If we accept that the ordinary citizen is largely unaware of the privacy consequences of such developments in the digital age, the possibilities that citizens’ data is being harvested without consent, and that the collection and processing of data are inadequately regulated, then this prompts questions about the democratic legitimacy of such practices.
The Snowden revelations of 2013 which exposed the extent of state surveillance generated collective action and resistance against such measures, challenging its legitimacy, and is evidenced by the recent ruling of the European Court of Human Rights which held GCHQ’s digital surveillance and bulk interception regime violated Article 8 of the European Convention on Human Rights, which guarantees privacy. It is these revelations which were the catalyst for the privacy driven social movement we are now witnessing.
The theory of the ‘chilling effect’ and panoptic nature of surveillance has created a new mode of resistance that centres on the blocking and circumvention of such data interception as well as seeking to ensure greater levels of accountability and scrutiny. It is this emergent strategy of ‘Techno-Legal’ resistance that combines the continuous development and mainstreaming of cryptographic software, legal mobilization aimed at expanding human rights jurisprudence and notions of privacy, with a paradigm shift that deconstructs and rejects the counter-extremism narrative as being the ‘unquestionable’ justification for data retention and regulation regimes by reconstructing it as a dangerous slip into casual authoritarianism that risks the erosion of democracy by entrenching hegemonic power.

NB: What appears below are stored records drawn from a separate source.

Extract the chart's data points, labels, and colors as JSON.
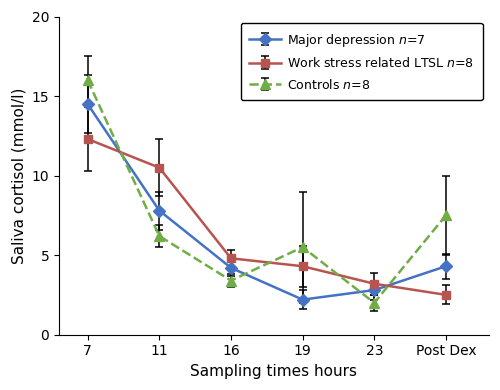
{
  "x_labels": [
    "7",
    "11",
    "16",
    "19",
    "23",
    "Post Dex"
  ],
  "x_positions": [
    0,
    1,
    2,
    3,
    4,
    5
  ],
  "series": [
    {
      "label": "Major depression $\\it{n}$=7",
      "color": "#4472C4",
      "marker": "D",
      "markersize": 6,
      "linewidth": 1.8,
      "linestyle": "-",
      "y": [
        14.5,
        7.8,
        4.2,
        2.2,
        2.8,
        4.3
      ],
      "yerr": [
        1.8,
        1.2,
        0.5,
        0.6,
        0.6,
        0.8
      ]
    },
    {
      "label": "Work stress related LTSL $\\it{n}$=8",
      "color": "#B85450",
      "marker": "s",
      "markersize": 6,
      "linewidth": 1.8,
      "linestyle": "-",
      "y": [
        12.3,
        10.5,
        4.8,
        4.3,
        3.2,
        2.5
      ],
      "yerr": [
        2.0,
        1.8,
        0.5,
        1.3,
        0.7,
        0.6
      ]
    },
    {
      "label": "Controls $\\it{n}$=8",
      "color": "#70AD47",
      "marker": "^",
      "markersize": 7,
      "linewidth": 1.8,
      "linestyle": "--",
      "y": [
        16.0,
        6.2,
        3.4,
        5.5,
        2.0,
        7.5
      ],
      "yerr": [
        1.5,
        0.7,
        0.4,
        3.5,
        0.5,
        2.5
      ]
    }
  ],
  "xlabel": "Sampling times hours",
  "ylabel": "Saliva cortisol (mmol/l)",
  "ylim": [
    0,
    20
  ],
  "yticks": [
    0,
    5,
    10,
    15,
    20
  ],
  "figure_bg": "#ffffff",
  "capsize": 3
}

In the United Kingdom, the onus for data retention, regulation and censorship is placed on internet service providers (ISPs) by government. The use of cryptographic software to secure one’s digital privacy and circumvent measures of ISPs is neither restricted nor prohibited. Such software is freely available, openly promoted and continuously developed to counter new and specific actions taken by ISPs.
Stakeholders – such as activists, ‘hacktivists’ (those who engage in the subversive use of technology to further political or social mobilization often relating to issues of human rights and free internet.), and technology developers – are beginning to resist ISP measures by creating and using cryptographic software designed to detect and circumvent internet censorship and data retention practices.
As the UK places requirements on ISPs rather than individual service users, then an individual’s use of cryptography for the purposes of securing their digital privacy and autonomy, even if such use deliberately circumvents measures taken by ISPs, fails to fall within the scope of the current regulatory framework.
This disparity between these two spheres of regulatory activity – the data retention and regulation policies of ISPs on the one hand, and individuals’ use of privacy-protecting cryptographic software on the other, has created a collision of normative orders between state law and the emergent order of those engaging in cryptography to secure their privacy and autonomy.
This interdisciplinary research will be carried out under the co-supervision of Law and Computer-Science and seeks to explore the extent to which the equilibrium between digital privacy and control of citizens data is distorted. Through this collaborative approach between Law and Technology this research will examine not only the theoretical implications of the use of cryptography to secure digital privacy, but how this can be achieved, is being achieved, and to what extent.